Stark Center opens Nazi era Olympic exhibit

Nancy Huang

“Nazi Olympics: Berlin 1936,” a traveling exhibition created by the United States Holocaust Memorial Museum, will be at the University of Texas Stark Center until the end of January in advance of the 2016 Olympics in Rio de Janeiro.

A specialist from the United States Holocaust Memorial Museum in Washington, D.C., came to supervise the exhibition setup at UT.

“It takes up about [4,000–5,000] square feet in our gallery space,”  said Terry Todd, director of the Stark Center. “It took about a week to set it up. We have many other things we feature as well, but we took down that much space to accommodate this exhibition.”

UT and the United States Holocaust Memorial Museum in Washington, D.C., partnered up to make the exhibition possible.

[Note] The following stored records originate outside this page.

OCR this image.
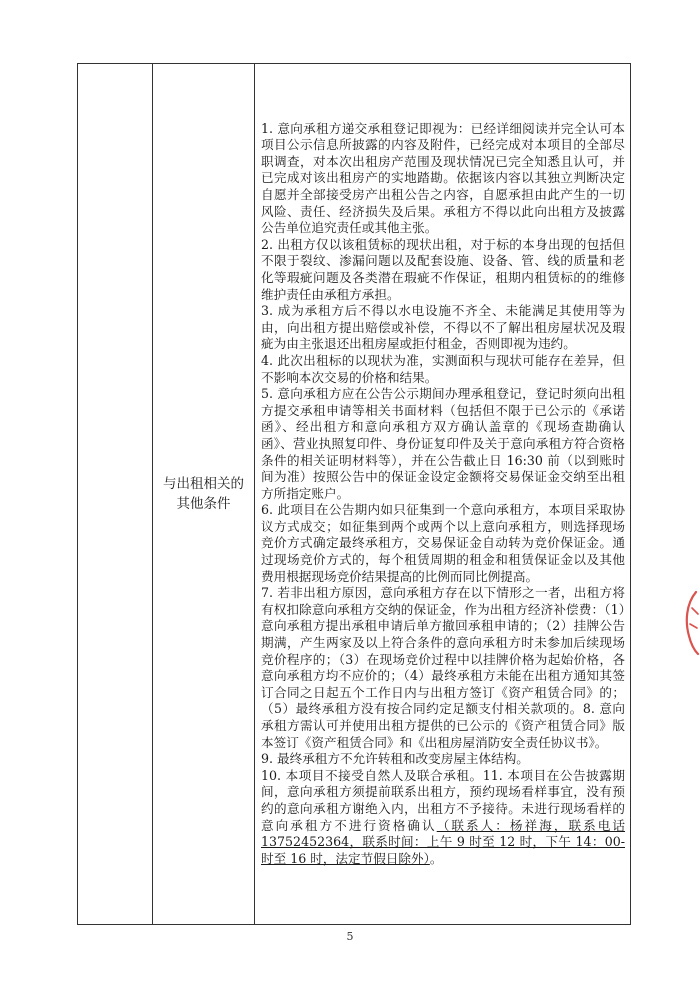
	与出租相关的其他条件	

1. 意向承租方递交承租登记即视为：已经详细阅读并完全认可本项目公示信息所披露的内容及附件，已经完成对本项目的全部尽职调查，对本次出租房产范围及现状情况已完全知悉且认可，并已完成对该出租房产的实地踏勘。依据该内容以其独立判断决定自愿并全部接受房产出租公告之内容，自愿承担由此产生的一切风险、责任、经济损失及后果。承租方不得以此向出租方及披露公告单位追究责任或其他主张。

2. 出租方仅以该租赁标的现状出租，对于标的本身出现的包括但不限于裂纹、渗漏问题以及配套设施、设备、管、线的质量和老化等瑕疵问题及各类潜在瑕疵不作保证，租期内租赁标的的维修维护责任由承租方承担。

3. 成为承租方后不得以水电设施不齐全、未能满足其使用等为由，向出租方提出赔偿或补偿，不得以不了解出租房屋状况及瑕疵为由主张退还出租房屋或拒付租金，否则即视为违约。

4. 此次出租标的以现状为准，实测面积与现状可能存在差异，但不影响本次交易的价格和结果。

5. 意向承租方应在公告公示期间办理承租登记，登记时须向出租方提交承租申请等相关书面材料（包括但不限于已公示的《承诺函》、经出租方和意向承租方双方确认盖章的《现场查勘确认函》、营业执照复印件、身份证复印件及关于意向承租方符合资格条件的相关证明材料等），并在公告截止日 16:30 前（以到账时间为准）按照公告中的保证金设定金额将交易保证金交纳至出租方所指定账户。

6. 此项目在公告期内如只征集到一个意向承租方，本项目采取协议方式成交；如征集到两个或两个以上意向承租方，则选择现场竞价方式确定最终承租方，交易保证金自动转为竞价保证金。通过现场竞价方式的，每个租赁周期的租金和租赁保证金以及其他费用根据现场竞价结果提高的比例而同比例提高。

7. 若非出租方原因，意向承租方存在以下情形之一者，出租方将有权扣除意向承租方交纳的保证金，作为出租方经济补偿费：（1）意向承租方提出承租申请后单方撤回承租申请的；（2）挂牌公告期满，产生两家及以上符合条件的意向承租方时未参加后续现场竞价程序的；（3）在现场竞价过程中以挂牌价格为起始价格，各意向承租方均不应价的；（4）最终承租方未能在出租方通知其签订合同之日起五个工作日内与出租方签订《资产租赁合同》的；（5）最终承租方没有按合同约定足额支付相关款项的。8. 意向承租方需认可并使用出租方提供的已公示的《资产租赁合同》版本签订《资产租赁合同》和《出租房屋消防安全责任协议书》。

9. 最终承租方不允许转租和改变房屋主体结构。

10. 本项目不接受自然人及联合承租。11. 本项目在公告披露期间，意向承租方须提前联系出租方，预约现场看样事宜，没有预约的意向承租方谢绝入内，出租方不予接待。未进行现场看样的意向承租方不进行资格确认（联系人：杨祥海，联系电话 13752452364，联系时间：上午 9 时至 12 时，下午 14：00-时至 16 时，法定节假日除外）。

5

“This has been to other places, and campaigned in other cities, but it’s never been here before, and we were pleased to have it and have it so soon for the Olympic games,” Todd said. “It’s going to be seven days a week from 9 until 5. And there’s no charge for it; it’s free.”

The exhibition includes footage from the Berlin games, testimonials from Jewish athletes who were banned from competing, photo galleries and a timeline of the events preceding the 1936 Summer Olympics. It also examines the way Germany exploited the games for propaganda uses.

“Berlin 1936 is a traveling exhibition that was created by the United States Holocaust Memorial Museum in 1996,” said Rena Opert, the traveling exhibition manager. “It was curated by one of our special exhibition curators, Susan Bachrach.”

After Austin, the exhibition will go to the Illinois Holocaust Museum and Education Center in Skokie, Illinois.

According to the exhibit, multiple countries and independent groups tried to boycott the 1936 Olympics because of Germany’s strong anti-Semitism. An alternative to the games was to be hosted in Barcelona but was canceled at the last minute because of the Spanish Civil War.

“Ever since that Olympic games happened, it was very controversial, and there was a strong movement to boycott the games,” Todd said. “It’s a shame that it was not boycotted because Germany didn’t deserve to have it.”

Adolf Hitler, initially uninterested in the games because they promoted internationalism, was convinced by his officials that the games were an opportunity to bring Germany back to the world stage. The games were also used to promote propaganda about Germany’s humane treatment of their Jewish citizens.

“As it happened, [German officials] were able to claim, ‘Look, Germany is a good place, a nice place, well-run and we put on a great Olympic games,’” Todd said. “But of course they were not able to show Aryan superiority, which is one of the foundations of the Nazi regime.”

The exhibit comes to the Stark Center to commemorate the 80th anniversary of the Berlin 1936 Olympic games. The exhibit is a display of how far the Nazi regime went to disguise the true nature of their actions.

“As time passed, it gave a lot to what they were, in effect, masquerading: a humane regime, when they were building concentration camps within thirty or forty miles of Berlin as the games were taking place,” Todd said. “So ever since, because it was such a classic clash of cultures and beliefs, it’s strung the attention of scholars who study sports and subjects such as racism, and it continues to be a lightning rod even now, eighty years later.”

Correction: An earlier version of this article misstated the size of the exhibit and its reason for coming to UT. It has since been updated.